By Andrew Chung
May 7 (Reuters) – Louisiana urged the U.S. Supreme Court on Thursday to prevent abortion pills from being prescribed through telemedicine and distributed by mail, as the Republican-led state presses its case to overturn a 2023 federal rule that made access to the medication easier.
Republican Louisiana Attorney General Liz Murrill’s office in a filing asked the justices to deny emergency requests by two manufacturers of the abortion pill to lift a lower court’s decision that narrowed access to it by blocking the regulation nationwide while the state’s legal challenge continues.
The regulation concerning the medication, called mifepristone, was issued by the U.S. Food and Drug Administration during Democrat Joe Biden’s presidency.
Murrill’s office said the regulation has allowed medication abortions to skyrocket despite the state’s near-total ban on abortion.
“Notwithstanding Louisiana’s policy and laws, hundreds of abortions are occurring every month in Louisiana. That is the predictable consequence of a drug war enabled by President Biden’s FDA,” the office said in the filing.
The rule is currently in effect following an interim order by the Supreme Court on Monday that temporarily paused the decision by the New Orleans-based 5th U.S. Circuit Court of Appeals in favor of Louisiana. That action was intended to give the justices time to decide on the requests by mifepristone makers Danco Laboratories and GenBioPro.
The case has thrust the contentious issue of abortion back in front of the justices as abortion opponents again try to scale back access to mifepristone, with the November U.S. congressional elections looming.

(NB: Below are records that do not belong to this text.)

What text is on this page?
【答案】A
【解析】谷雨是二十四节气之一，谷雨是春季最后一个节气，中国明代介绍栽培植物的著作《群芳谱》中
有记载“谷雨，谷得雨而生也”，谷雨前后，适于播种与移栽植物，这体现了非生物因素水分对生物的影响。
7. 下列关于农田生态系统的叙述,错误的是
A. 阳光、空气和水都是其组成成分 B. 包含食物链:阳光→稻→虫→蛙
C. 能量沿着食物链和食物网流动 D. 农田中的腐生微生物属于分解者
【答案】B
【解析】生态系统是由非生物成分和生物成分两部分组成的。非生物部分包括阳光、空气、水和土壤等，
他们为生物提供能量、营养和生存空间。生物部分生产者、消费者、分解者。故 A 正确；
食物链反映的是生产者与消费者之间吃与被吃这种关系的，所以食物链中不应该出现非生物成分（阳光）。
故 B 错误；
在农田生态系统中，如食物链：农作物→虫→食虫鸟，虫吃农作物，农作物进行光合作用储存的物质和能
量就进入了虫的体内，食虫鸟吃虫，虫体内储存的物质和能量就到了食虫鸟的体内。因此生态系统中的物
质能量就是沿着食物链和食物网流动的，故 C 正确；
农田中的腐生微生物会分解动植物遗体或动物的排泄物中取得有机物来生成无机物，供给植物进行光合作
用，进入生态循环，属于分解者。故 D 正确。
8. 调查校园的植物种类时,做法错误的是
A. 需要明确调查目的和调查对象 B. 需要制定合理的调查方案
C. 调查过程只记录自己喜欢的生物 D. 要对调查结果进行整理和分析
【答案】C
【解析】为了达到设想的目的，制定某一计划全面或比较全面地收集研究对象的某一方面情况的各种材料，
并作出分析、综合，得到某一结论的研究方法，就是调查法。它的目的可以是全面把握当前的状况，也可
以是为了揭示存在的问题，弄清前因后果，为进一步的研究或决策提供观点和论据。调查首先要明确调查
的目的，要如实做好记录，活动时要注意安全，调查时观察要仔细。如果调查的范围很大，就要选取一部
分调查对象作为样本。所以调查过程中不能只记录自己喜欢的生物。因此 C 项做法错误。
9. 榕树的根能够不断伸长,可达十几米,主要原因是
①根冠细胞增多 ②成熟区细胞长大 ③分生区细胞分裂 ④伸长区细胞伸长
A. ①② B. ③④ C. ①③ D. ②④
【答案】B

The Supreme Court in 2024 unanimously rejected an initial bid by anti-abortion groups and doctors to roll back FDA regulations that had eased access to mifepristone, ruling that these plaintiffs lacked the necessary legal standing to pursue the challenge.

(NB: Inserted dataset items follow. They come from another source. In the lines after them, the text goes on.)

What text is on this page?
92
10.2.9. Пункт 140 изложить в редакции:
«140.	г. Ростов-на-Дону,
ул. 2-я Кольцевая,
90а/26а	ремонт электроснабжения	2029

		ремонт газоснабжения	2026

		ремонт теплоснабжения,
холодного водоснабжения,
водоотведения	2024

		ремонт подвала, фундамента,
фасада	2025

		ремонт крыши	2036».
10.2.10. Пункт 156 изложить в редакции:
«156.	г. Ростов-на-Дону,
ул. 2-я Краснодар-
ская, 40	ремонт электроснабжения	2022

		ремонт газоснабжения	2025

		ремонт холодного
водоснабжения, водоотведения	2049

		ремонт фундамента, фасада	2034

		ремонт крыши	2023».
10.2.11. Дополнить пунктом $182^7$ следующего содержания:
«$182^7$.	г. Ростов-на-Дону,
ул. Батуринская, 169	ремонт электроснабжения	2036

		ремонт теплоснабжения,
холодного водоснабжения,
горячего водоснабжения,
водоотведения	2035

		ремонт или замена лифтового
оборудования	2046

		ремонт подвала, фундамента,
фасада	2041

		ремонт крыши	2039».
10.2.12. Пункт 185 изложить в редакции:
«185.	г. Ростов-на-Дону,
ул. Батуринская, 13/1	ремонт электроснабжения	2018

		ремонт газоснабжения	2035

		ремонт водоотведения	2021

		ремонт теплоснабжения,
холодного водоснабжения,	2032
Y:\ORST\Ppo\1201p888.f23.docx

The ongoing battles over abortion rights follow the court’s 2022 ruling that overturned its 1973 Roe v. Wade precedent that had legalized abortion nationwide. That ruling has prompted 13 states to enact near-total bans on the procedure, while several others have sharply restricted access.
Since that ruling, anti-abortion advocates have targeted mifepristone, claiming that it is unsafe for women to take and that the FDA should not have approved it or relaxed limits on its use.
The FDA has said mifepristone was approved based on scientific evidence and continues to be safe and effective for its intended purpose when used as directed. Reproductive health experts note that hundreds of clinical trials, studies and medical reviews have shown that mifepristone is safe and that complications are exceedingly rare.
They have said abortion opponents have misrepresented studies that actually show that complications and serious adverse events for women who have accessed the pill by telehealth and the mail are rare.
Mifepristone, given FDA regulatory approval in 2000, is taken with another drug called misoprostol to perform medication abortions, a method that now accounts for more than 60% of all abortions in the United States.
Louisiana sued the U.S. Food and Drug Administration in 2025 claiming that the FDA’s determination that data supported eliminating the in-person dispensing requirement for mifepristone – which it calls a longstanding safeguard – was illegal and undermined the state’s abortion ban.
Danco Laboratories and GenBioPro intervened in the litigation to defend the regulation. Republican President Donald Trump’s administration opposed Louisiana’s challenge, citing an ongoing review of safety regulations concerning mifepristone. The administration also argued that Louisiana does not have legal standing to pursue its case.
In April, U.S. Judge David Joseph in Lafayette, Louisiana, declined to block the regulation but agreed with the administration to put the case on hold pending the review. The 5th Circuit blocked the rule on May 1.
Abortion rights advocates call the Trump administration’s review politically motivated and unnecessary given decades of studies showing the safety of mifepristone. They said that the review could lead to tighter restrictions on the medication.